Aldred's expression turned grave.

"Remember this. Once you walk the path of breathing, hunger becomes your constant companion. You'll consume thrice what you used to—and if you resist it, it will devour you. The craving will whisper to your heart, and if you give in completely…"

He paused.

"That's how the Mad Knights were born."

Victor frowned. "Mad Knights?"

Aldred nodded.

"Peasants who dared to imitate what their blood could not bear. Men who trained without lineage, their breath turning against them. Hunger twisted their minds until they no longer knew kin from prey. The Church burned dozens at the stake for feasting on their own blood."

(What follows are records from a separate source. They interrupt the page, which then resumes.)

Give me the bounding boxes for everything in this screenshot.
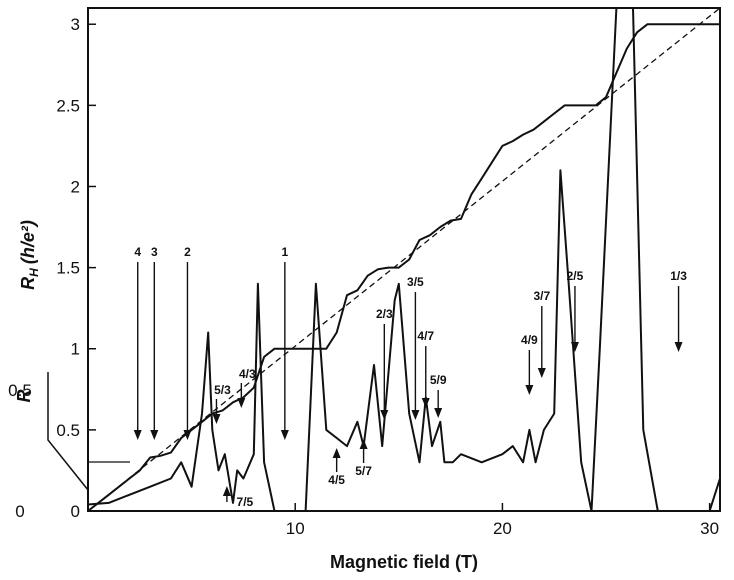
y-axis-title-units: (h/e²) [18, 220, 38, 264]
annotation-arrow-2-head [183, 430, 192, 440]
annotation-label: 3/7 [533, 289, 550, 303]
annotation-side-arrow-1-head [237, 398, 246, 408]
annotation-bottom-arrow-0-head [332, 448, 341, 458]
annotation-label: 4/7 [417, 329, 434, 343]
annotation-arrow-11-head [674, 342, 683, 352]
r-axis-line [47, 372, 89, 491]
annotation-label: 2/5 [567, 269, 584, 283]
series-group [87, 7, 721, 512]
series-line-2 [87, 7, 721, 512]
x-tick-label: 20 [493, 519, 512, 538]
y-tick-label: 0 [71, 502, 80, 521]
annotation-label: 4/3 [239, 367, 256, 381]
y-tick-label: 0.5 [56, 421, 80, 440]
y-tick-label: 2.5 [56, 96, 80, 115]
y-axis-title-rh: RH (h/e²) [18, 220, 41, 290]
annotation-arrow-5-head [411, 410, 420, 420]
annotation-arrow-10-head [570, 342, 579, 352]
annotation-bottom-arrow-2-head [222, 486, 231, 496]
annotation-arrow-6-head [421, 398, 430, 408]
y-axis-ticks: 0 0.5 1 1.5 2 2.5 3 0 0.5 [8, 15, 96, 521]
r-tick-label: 0.5 [8, 381, 32, 400]
r-tick-label: 0 [15, 502, 24, 521]
annotation-arrow-1-head [150, 430, 159, 440]
annotation-arrow-8-head [525, 385, 534, 395]
annotation-label: 1 [282, 245, 289, 259]
annotation-label: 2/3 [376, 307, 393, 321]
annotation-arrow-4-head [380, 410, 389, 420]
annotation-label: 1/3 [670, 269, 687, 283]
annotation-label: 5/3 [214, 383, 231, 397]
x-tick-label: 10 [286, 519, 305, 538]
reference-dashed-line [87, 7, 721, 512]
annotation-label: 4/9 [521, 333, 538, 347]
plot-frame [87, 7, 721, 512]
annotation-side-arrow-0-head [212, 414, 221, 424]
x-axis-title: Magnetic field (T) [330, 552, 478, 572]
y-tick-label: 2 [71, 177, 80, 196]
annotation-label: 5/9 [430, 373, 447, 387]
y-axis-title-r: R [14, 390, 34, 403]
annotation-label: 2 [184, 245, 191, 259]
annotation-arrow-3-head [280, 430, 289, 440]
y-axis-title-sub: H [27, 268, 41, 277]
annotation-label: 3/5 [407, 275, 424, 289]
annotation-arrow-7-head [434, 408, 443, 418]
x-tick-label: 30 [700, 519, 719, 538]
annotation-label: 5/7 [355, 464, 372, 478]
svg-text:RH(h/e²): RH (h/e²) [18, 220, 41, 290]
annotation-label: 3 [151, 245, 158, 259]
y-tick-label: 1 [71, 340, 80, 359]
y-tick-label: 3 [71, 15, 80, 34]
y-tick-label: 1.5 [56, 259, 80, 278]
annotation-label: 7/5 [237, 495, 254, 509]
annotation-label: 4/5 [328, 473, 345, 487]
y-axis-title-main: R [18, 277, 38, 290]
series-line-1 [87, 23, 720, 512]
annotation-arrow-9-head [537, 368, 546, 378]
annotation-bottom-arrow-1-head [359, 439, 368, 449]
annotation-arrow-0-head [133, 430, 142, 440]
x-axis-ticks: 10 20 30 [286, 503, 719, 538]
annotations: 4 3 2 1 2/3 3/5 4/7 5/9 4/9 3/7 2/5 1/3 5/3 4/3 4/5 5/7… [133, 245, 687, 509]
annotation-label: 4 [134, 245, 141, 259]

He looked down at the boy before him—his master's son, trembling yet unbroken.

"You carry noble blood, Victor. But blood alone won't save you. Strength without restraint is a candle burning at both ends."

Victor met his gaze, calm but resolute."I'll master the flame before it consumes me."

For a long time, Aldred said nothing. Then he smiled, just barely.

"Then may the Raven watch over you… my lord."

In the corner of the chamber, the candle on the raven's beak flickered once—as though something unseen had heard them both.